Suppose you want to build a robot to achieve some real-world goal for you—a goal that requires the robot to learn for itself and figure out a lot of things that you don’t already know.1
There’s a complicated engineering problem here. But there’s also a problem of figuring out what it even means to build a learning agent like that. What is it to optimize realistic goals in physical environments? In broad terms, how does it work?
In this series of posts, I’ll point to four ways we don’t currently know how it works, and four areas of active research aimed at figuring it out.
Like most games, this game has clear input and output channels. Alexei only observes the game through the computer screen, and only manipulates the game through the controller.
The game can be thought of as a function which takes in a sequence of button presses and outputs a sequence of pixels on the screen.
Alexei is also very smart, and capable of holding the entire video game inside his mind. If Alexei has any uncertainty, it is only over empirical facts like what game he is playing, and not over logical facts like which inputs (for a given deterministic game) will yield which outputs. This means that Alexei must also store inside his mind every possible game he could be playing.

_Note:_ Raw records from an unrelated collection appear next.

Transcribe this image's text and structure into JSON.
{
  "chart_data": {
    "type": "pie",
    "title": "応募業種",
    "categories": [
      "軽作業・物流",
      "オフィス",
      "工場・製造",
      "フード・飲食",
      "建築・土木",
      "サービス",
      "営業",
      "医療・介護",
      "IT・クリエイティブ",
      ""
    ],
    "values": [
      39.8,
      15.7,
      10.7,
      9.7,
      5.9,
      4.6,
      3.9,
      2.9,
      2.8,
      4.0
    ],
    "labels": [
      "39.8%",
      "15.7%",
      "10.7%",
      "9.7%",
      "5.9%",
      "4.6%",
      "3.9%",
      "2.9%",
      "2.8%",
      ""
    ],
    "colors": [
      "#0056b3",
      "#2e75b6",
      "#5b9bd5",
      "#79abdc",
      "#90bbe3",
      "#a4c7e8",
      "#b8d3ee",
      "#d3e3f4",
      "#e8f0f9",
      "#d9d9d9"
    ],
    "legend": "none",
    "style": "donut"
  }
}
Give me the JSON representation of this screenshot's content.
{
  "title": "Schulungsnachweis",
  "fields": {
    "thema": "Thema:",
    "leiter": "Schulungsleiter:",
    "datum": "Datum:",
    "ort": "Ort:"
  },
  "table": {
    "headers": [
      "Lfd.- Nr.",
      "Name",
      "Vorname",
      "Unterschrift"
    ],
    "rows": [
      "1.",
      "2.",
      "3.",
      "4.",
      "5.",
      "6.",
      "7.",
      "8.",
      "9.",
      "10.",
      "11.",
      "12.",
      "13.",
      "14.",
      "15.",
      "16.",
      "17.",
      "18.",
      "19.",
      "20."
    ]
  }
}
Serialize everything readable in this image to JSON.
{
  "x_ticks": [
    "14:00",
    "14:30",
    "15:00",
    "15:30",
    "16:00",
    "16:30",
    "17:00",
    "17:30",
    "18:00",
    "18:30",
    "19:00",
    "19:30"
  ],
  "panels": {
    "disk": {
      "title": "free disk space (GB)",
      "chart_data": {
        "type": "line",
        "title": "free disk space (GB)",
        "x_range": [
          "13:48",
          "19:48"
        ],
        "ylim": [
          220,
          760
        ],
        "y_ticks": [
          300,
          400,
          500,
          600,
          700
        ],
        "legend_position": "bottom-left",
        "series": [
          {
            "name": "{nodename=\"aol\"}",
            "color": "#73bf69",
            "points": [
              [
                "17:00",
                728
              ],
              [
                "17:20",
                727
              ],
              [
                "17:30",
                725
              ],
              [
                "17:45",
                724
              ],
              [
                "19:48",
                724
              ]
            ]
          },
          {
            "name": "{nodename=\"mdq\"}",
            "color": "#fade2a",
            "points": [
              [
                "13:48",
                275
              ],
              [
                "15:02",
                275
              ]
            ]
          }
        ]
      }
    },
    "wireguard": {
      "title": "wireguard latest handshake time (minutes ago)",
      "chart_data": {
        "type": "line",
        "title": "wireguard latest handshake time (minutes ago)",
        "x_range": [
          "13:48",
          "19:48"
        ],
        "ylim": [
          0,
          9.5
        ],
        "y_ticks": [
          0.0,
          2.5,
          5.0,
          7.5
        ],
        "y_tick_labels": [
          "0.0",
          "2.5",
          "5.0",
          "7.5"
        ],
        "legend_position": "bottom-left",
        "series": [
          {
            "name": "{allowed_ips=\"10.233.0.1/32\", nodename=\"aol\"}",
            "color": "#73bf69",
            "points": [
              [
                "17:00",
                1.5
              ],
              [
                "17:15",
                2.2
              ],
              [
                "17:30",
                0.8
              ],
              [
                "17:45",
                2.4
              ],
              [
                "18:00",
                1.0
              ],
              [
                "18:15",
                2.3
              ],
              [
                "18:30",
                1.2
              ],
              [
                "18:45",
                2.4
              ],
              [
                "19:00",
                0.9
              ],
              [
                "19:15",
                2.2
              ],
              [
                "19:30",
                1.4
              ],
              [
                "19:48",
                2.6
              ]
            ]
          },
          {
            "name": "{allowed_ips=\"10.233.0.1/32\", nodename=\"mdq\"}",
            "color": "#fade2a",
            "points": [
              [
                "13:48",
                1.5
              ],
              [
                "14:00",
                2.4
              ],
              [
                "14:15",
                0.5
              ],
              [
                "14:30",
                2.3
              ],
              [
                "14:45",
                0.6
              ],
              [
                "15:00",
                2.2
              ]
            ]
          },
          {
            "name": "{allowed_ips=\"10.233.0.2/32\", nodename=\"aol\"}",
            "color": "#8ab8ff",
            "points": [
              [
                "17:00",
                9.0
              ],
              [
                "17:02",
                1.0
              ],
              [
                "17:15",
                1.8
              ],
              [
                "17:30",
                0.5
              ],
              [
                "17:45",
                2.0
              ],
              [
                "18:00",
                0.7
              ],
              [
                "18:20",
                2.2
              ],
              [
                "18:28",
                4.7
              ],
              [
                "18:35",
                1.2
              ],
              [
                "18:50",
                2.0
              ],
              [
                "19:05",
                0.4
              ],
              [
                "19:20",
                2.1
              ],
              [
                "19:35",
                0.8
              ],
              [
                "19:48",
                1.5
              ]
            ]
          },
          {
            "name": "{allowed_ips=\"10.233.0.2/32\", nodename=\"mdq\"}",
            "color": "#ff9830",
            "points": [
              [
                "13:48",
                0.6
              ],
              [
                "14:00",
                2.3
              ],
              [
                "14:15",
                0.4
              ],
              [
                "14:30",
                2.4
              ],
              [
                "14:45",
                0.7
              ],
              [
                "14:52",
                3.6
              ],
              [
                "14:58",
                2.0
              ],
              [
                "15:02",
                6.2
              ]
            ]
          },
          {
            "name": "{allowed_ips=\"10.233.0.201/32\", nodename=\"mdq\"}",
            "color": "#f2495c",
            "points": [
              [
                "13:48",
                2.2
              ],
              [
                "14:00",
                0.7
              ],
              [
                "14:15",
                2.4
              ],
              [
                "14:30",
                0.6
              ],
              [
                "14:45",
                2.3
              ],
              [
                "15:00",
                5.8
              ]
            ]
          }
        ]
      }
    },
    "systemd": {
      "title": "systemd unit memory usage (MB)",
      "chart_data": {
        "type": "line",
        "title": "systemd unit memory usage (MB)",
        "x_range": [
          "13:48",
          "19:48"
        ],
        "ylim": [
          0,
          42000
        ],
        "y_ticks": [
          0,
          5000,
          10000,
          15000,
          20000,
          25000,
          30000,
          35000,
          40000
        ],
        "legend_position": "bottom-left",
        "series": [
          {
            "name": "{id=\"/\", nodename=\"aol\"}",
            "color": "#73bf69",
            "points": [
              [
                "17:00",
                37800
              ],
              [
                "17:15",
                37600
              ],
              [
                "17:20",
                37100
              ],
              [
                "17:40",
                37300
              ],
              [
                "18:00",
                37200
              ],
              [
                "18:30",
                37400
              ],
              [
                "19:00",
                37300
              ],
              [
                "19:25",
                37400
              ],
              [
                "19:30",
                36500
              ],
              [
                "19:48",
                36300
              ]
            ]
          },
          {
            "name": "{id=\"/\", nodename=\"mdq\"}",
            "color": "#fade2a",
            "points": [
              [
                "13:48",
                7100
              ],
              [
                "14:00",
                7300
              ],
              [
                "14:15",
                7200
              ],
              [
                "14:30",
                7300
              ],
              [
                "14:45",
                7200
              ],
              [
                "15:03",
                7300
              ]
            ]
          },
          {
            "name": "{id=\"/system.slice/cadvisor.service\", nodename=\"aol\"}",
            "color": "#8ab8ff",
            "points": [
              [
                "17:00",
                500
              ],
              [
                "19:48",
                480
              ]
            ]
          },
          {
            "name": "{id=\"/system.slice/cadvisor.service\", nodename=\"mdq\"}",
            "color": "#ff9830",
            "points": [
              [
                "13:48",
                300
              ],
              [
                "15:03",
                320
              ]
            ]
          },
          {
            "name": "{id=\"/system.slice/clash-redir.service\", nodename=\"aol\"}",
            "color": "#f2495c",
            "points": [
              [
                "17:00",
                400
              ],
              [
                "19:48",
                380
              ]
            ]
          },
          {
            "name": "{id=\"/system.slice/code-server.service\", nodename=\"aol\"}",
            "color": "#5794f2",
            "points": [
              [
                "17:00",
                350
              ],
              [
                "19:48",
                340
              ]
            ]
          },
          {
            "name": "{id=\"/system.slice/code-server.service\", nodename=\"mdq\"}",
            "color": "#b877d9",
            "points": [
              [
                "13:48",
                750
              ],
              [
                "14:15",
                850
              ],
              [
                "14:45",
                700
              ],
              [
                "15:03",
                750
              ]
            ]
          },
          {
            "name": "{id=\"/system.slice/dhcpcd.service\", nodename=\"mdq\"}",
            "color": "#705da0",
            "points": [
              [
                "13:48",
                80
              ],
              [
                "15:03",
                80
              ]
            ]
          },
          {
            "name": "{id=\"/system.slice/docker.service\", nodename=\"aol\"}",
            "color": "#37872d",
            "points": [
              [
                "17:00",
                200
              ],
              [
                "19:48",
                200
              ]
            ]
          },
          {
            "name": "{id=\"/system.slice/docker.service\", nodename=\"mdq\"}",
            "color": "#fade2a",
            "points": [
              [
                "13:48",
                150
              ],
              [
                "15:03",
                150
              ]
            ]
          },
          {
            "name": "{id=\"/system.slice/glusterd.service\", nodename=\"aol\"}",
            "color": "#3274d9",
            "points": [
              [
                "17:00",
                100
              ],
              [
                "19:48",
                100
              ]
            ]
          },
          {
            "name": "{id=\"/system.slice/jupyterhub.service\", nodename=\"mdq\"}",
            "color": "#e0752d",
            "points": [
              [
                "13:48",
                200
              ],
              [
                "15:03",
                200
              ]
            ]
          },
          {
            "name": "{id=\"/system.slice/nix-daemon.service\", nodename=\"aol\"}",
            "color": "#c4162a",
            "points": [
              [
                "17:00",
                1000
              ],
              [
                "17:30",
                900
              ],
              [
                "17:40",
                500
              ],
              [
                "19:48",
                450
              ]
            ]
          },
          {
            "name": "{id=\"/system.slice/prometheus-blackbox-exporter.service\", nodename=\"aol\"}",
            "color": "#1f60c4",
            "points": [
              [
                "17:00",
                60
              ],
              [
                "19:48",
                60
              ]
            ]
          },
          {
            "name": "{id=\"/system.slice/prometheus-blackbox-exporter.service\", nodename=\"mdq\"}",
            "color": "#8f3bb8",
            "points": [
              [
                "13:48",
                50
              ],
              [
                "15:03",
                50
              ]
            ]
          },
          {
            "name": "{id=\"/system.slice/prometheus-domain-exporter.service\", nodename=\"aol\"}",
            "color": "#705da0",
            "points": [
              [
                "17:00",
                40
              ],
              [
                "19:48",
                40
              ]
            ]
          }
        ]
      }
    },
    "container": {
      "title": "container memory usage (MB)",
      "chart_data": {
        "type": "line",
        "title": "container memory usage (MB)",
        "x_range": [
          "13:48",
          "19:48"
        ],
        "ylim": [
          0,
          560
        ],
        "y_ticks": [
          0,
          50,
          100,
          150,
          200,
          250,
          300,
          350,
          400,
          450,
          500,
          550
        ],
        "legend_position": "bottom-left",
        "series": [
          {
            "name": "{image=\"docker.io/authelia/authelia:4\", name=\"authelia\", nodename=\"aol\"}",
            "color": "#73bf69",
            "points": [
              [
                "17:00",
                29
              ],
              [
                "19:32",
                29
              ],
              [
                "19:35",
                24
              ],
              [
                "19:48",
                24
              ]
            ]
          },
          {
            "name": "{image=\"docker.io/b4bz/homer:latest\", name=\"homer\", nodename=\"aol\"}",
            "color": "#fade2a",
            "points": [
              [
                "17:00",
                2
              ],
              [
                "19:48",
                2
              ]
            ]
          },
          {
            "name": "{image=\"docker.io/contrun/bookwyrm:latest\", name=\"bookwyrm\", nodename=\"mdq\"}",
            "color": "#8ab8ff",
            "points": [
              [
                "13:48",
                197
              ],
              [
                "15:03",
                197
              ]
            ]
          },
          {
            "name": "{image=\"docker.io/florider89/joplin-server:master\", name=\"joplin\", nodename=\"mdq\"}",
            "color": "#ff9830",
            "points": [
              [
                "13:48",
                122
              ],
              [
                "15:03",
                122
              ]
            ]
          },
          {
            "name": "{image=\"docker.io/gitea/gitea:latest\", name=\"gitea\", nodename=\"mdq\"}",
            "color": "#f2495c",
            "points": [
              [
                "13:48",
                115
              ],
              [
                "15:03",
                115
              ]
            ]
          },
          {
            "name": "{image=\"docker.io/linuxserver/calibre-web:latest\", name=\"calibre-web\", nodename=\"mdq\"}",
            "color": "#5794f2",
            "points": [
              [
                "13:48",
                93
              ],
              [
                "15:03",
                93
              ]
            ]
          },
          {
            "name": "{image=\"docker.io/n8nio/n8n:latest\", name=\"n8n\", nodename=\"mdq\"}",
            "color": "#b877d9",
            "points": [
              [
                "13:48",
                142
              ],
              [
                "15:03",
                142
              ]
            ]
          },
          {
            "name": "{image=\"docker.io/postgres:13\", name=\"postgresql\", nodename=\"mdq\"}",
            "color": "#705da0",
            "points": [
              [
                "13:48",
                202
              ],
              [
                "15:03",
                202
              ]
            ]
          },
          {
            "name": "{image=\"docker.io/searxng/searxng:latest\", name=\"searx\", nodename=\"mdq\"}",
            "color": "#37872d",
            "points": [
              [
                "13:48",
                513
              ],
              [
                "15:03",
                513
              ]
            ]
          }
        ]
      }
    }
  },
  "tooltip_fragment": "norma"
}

Alexei does not, however, have to think about himself. He is only optimizing the game he is playing, and not optimizing the brain he is using to think about the game. He may still choose actions based off of value of information, but this is only to help him rule out possible games he is playing, and not to change the way in which he thinks.
In fact, Alexei can treat himself as an unchanging indivisible atom. Since he doesn’t exist in the environment he’s thinking about, Alexei doesn’t worry about whether he’ll change over time, or about any subroutines he might have to run.
Notice that all the properties I talked about are partially made possible by the fact that Alexei is cleanly separated from the environment that he is optimizing.